Alayet Banoora (Jordanian Tomato and Pepper Ragu)
Summer is in full swing, and my kitchen is flowing with fresh tomatoes and peppers. I also came upon a big bag of long skinny green peppers from Weee! which turned out to be quite spicy in a quick Chinese stir-fry with shredded pork (more on that in separate post). Last weekend, I read an article in WSJ about amping up summer vegetables with Middle Eastern spices. An interesting idea, and their photos looked enticing. The following is my version of Alayet Banoora, a Jordanian tomato and hot pepper ragu, and a lentil rice dish called Mujadara. I should know better that WSJ recipes, with no reader reviews and most likely never tested, are not reliable. But after some tweaking, I ended up with the most amazingly tangy, jammy, smokey and spicy ragu! An absolute keeper for any season! My finishing touch of adding fried Polish kielbasa bits to the Middle Eastern vegetarian ragu elevated the dish to its crowning height.
Alayet Bannora Ingredients:
1/4 cup olive or canola oil
2 tsp of cumin seeds
15 cloves of garlic (frozen Spanish garlic from Restaurant Depot), sliced
1/2 dried red pepper or 1/2 tsp hot red pepper flakes
3 large long spicy green peppers (see below), seeded and cut into chunks, optional
2 large red peppers and 1/2 yellow pepper (optional), rough cuts
3 1/2 pounds fresh tomatoes (I used one large heirloom from Whole Foods and 5 hot house cluster tomatoes from ShopRite), roughly chopped —can substitute with two 28 oz canned whole tomatoes
2 organic Kielbasa links from Costco, cut into small cubes.
2 tsp of Diamond kosher salt
Instructions:
In large sauce pan over medium heat, add cumin seeds and cook for 2-3 minutes until fragrant (cumin seeds can take the heat and you may cook a minute or two longer to smell the fragrance)
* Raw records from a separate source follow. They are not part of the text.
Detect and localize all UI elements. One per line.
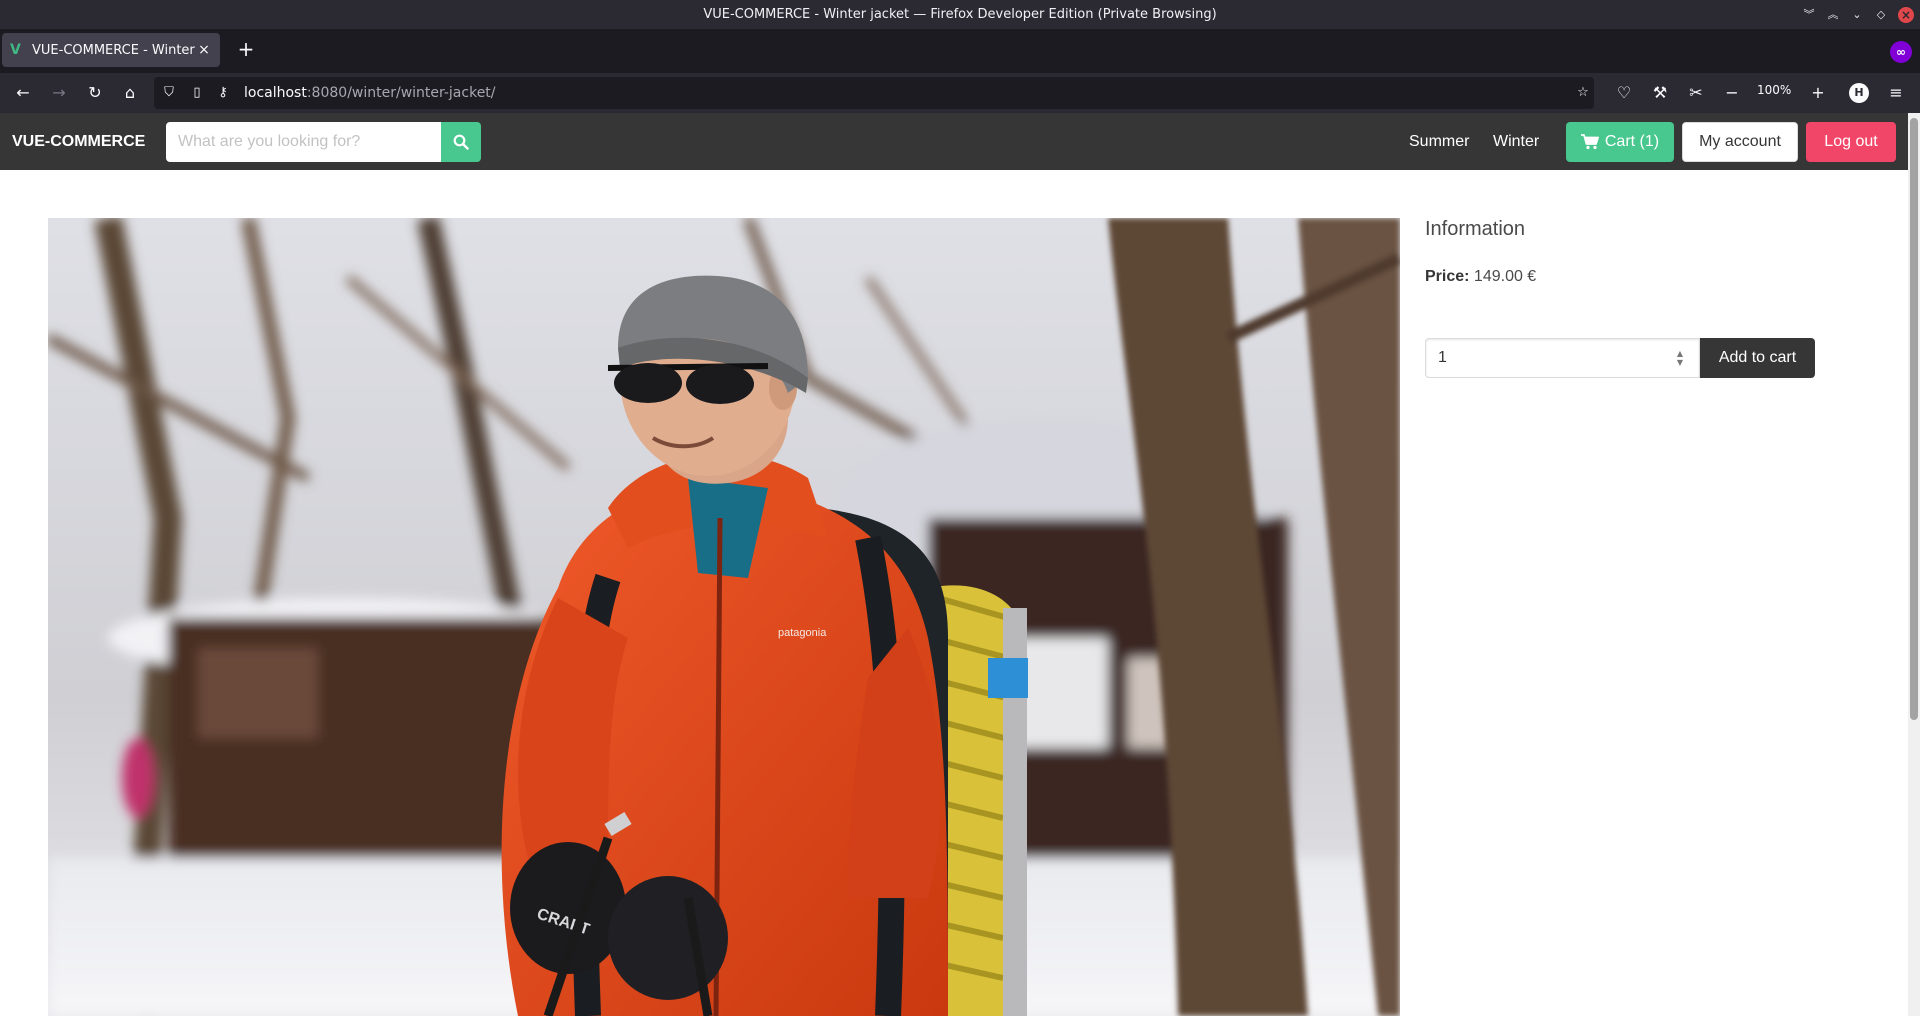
url-host: localhost [244, 85, 307, 101]
cart-label: Cart (1) [1604, 133, 1660, 150]
key-icon[interactable]: ⚷ [212, 81, 234, 105]
menu-icon[interactable]: ≡ [1884, 81, 1908, 105]
forward-icon[interactable]: → [47, 81, 71, 105]
search-button[interactable] [441, 122, 481, 162]
window-titlebar: VUE-COMMERCE - Winter jacket — Firefox D… [0, 0, 1920, 29]
site-logo[interactable]: VUE-COMMERCE [12, 113, 145, 170]
browser-toolbar: ← → ↻ ⌂ ⛉ ▯ ⚷ localhost:8080/winter/wint… [0, 73, 1920, 113]
new-tab-button[interactable]: + [236, 39, 256, 59]
tab-close-icon[interactable]: × [196, 42, 212, 58]
zoom-out-icon[interactable]: − [1720, 81, 1744, 105]
quantity-stepper-icon[interactable]: ▲ ▼ [1673, 349, 1687, 367]
private-browsing-icon: ∞ [1890, 41, 1912, 63]
my-account-label: My account [1699, 133, 1781, 150]
pocket-icon[interactable]: ♡ [1612, 81, 1636, 105]
profile-avatar[interactable]: H [1849, 83, 1869, 103]
search-input[interactable] [166, 122, 441, 162]
site-header: VUE-COMMERCE Summer Winter Cart (1) My a… [0, 113, 1908, 170]
url-path: :8080/winter/winter-jacket/ [306, 85, 496, 101]
maximize-icon[interactable]: ︽ [1826, 8, 1840, 22]
bookmark-star-icon[interactable]: ☆ [1572, 81, 1594, 105]
tab-strip: V VUE-COMMERCE - Winter jacket × + ∞ [0, 29, 1920, 73]
url-bar[interactable]: ⛉ ▯ ⚷ localhost:8080/winter/winter-jacke… [154, 77, 1594, 109]
my-account-button[interactable]: My account [1682, 122, 1798, 162]
cart-button[interactable]: Cart (1) [1566, 122, 1674, 162]
wrench-icon[interactable]: ⚒ [1648, 81, 1672, 105]
price-label: Price: [1425, 268, 1470, 285]
zoom-level[interactable]: 100% [1757, 83, 1791, 97]
tab-title: VUE-COMMERCE - Winter jacket [32, 42, 196, 58]
back-icon[interactable]: ← [11, 81, 35, 105]
add-to-cart-button[interactable]: Add to cart [1700, 338, 1815, 378]
logout-label: Log out [1824, 133, 1878, 150]
url-text[interactable]: localhost:8080/winter/winter-jacket/ [244, 77, 496, 109]
add-to-cart-label: Add to cart [1718, 349, 1797, 366]
price-value: 149.00 € [1473, 268, 1537, 285]
nav-winter[interactable]: Winter [1493, 113, 1539, 170]
window-controls: ︾ ︽ ⌄ ◇ × [1802, 0, 1914, 29]
page-scrollbar-thumb[interactable] [1910, 118, 1918, 720]
product-image: patagonia CRAFT [48, 218, 1400, 1016]
vue-favicon-icon: V [10, 42, 21, 58]
window-title: VUE-COMMERCE - Winter jacket — Firefox D… [703, 7, 1217, 22]
nav-summer[interactable]: Summer [1409, 113, 1469, 170]
tab-active[interactable]: V VUE-COMMERCE - Winter jacket × [2, 33, 220, 67]
close-window-icon[interactable]: × [1898, 6, 1914, 23]
reload-icon[interactable]: ↻ [83, 81, 107, 105]
minimize-icon[interactable]: ︾ [1802, 8, 1816, 22]
price-line: Price: 149.00 € [1425, 268, 1536, 286]
search-icon [453, 134, 469, 150]
diamond-icon[interactable]: ◇ [1874, 8, 1888, 22]
cart-icon [1580, 134, 1599, 150]
jacket-brand-label: patagonia [778, 627, 827, 639]
chevron-down-icon[interactable]: ⌄ [1850, 8, 1864, 22]
quantity-input[interactable] [1425, 338, 1700, 378]
information-heading: Information [1425, 218, 1526, 240]
shield-icon[interactable]: ⛉ [158, 81, 180, 105]
zoom-in-icon[interactable]: + [1806, 81, 1830, 105]
screenshot-icon[interactable]: ✂ [1684, 81, 1708, 105]
page-icon[interactable]: ▯ [186, 81, 208, 105]
logout-button[interactable]: Log out [1806, 122, 1896, 162]
home-icon[interactable]: ⌂ [118, 81, 142, 105]
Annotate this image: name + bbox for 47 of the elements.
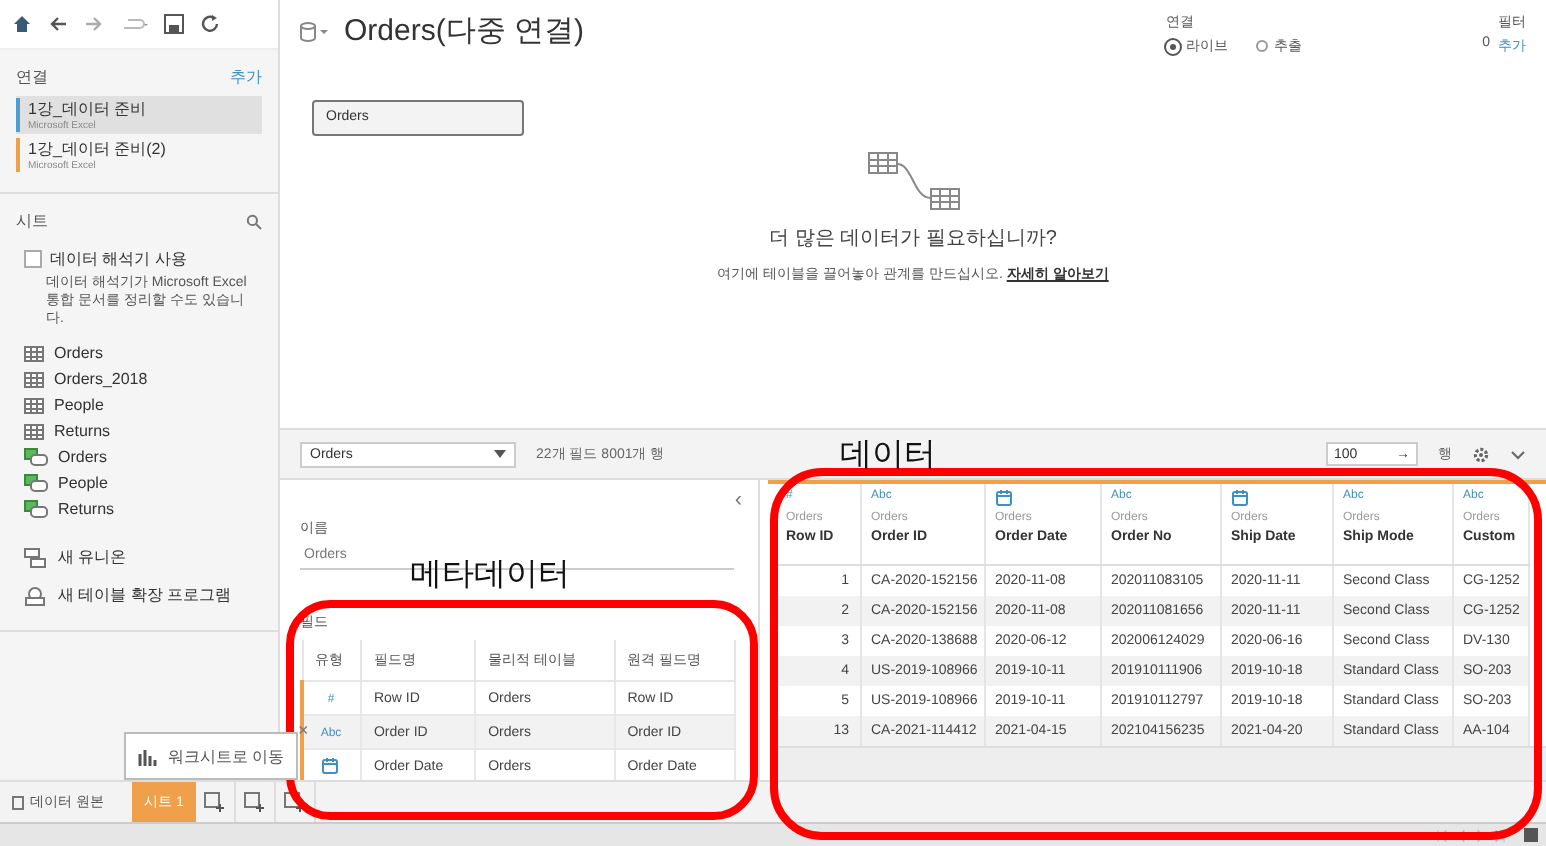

Add garlic slices and hot pepper flakes in oil and cumin mixture, cook until fragrant but not burnt (frozen garlic takes a few more seconds to come back to life beautifully)
Add spicy and sweet pepper pieces and cook for 3-5 minutes until peppers start to wilt a bit but garlic pieces are not burnt
Add chopped tomatoes, stir to mix, and bring to boil
Turn down heat and cook, covered, for 30 minutes
Take off lid from sauce pan, and continue to cook for 15-20 minutes until the ragu reaches a jammy consistency. The WSJ recipe only cooks the ragu for a total of 30 minutes, which is runny and far from jammy. To make this dish right, you will need to pay attention to the consistency after taking off the lid.
Fry Kielbasa pieces in a separate pan to brown them slightly and let grease leach out
Add fried Kielbasa pieces to ragu and cook for 10 more minutes to meld in the flavor.
Notes: Serve with Mujadara (lentil rice)
Ingredients and Instructions for lentil rice: Equal parts of long grain rice (I used basmati) and Mosoor lentil (which seems hardier than red lentils). The mistake I made was following the WSJ recipe and precooked lentils for less than 10 minutes. My lentils fell apart miserably and turned into mush. Next time, I would simply rinse rice and lentil together, add 1: 1.5 water ratio, and cook in quick rice setting in a rice cooker. Add geniuses amounts of olive oil, salt (about 1 tsp), and fresh ground black pepper for flavor. The lentil rice is delicious and goes very well with the ragu. Just bad texture this time.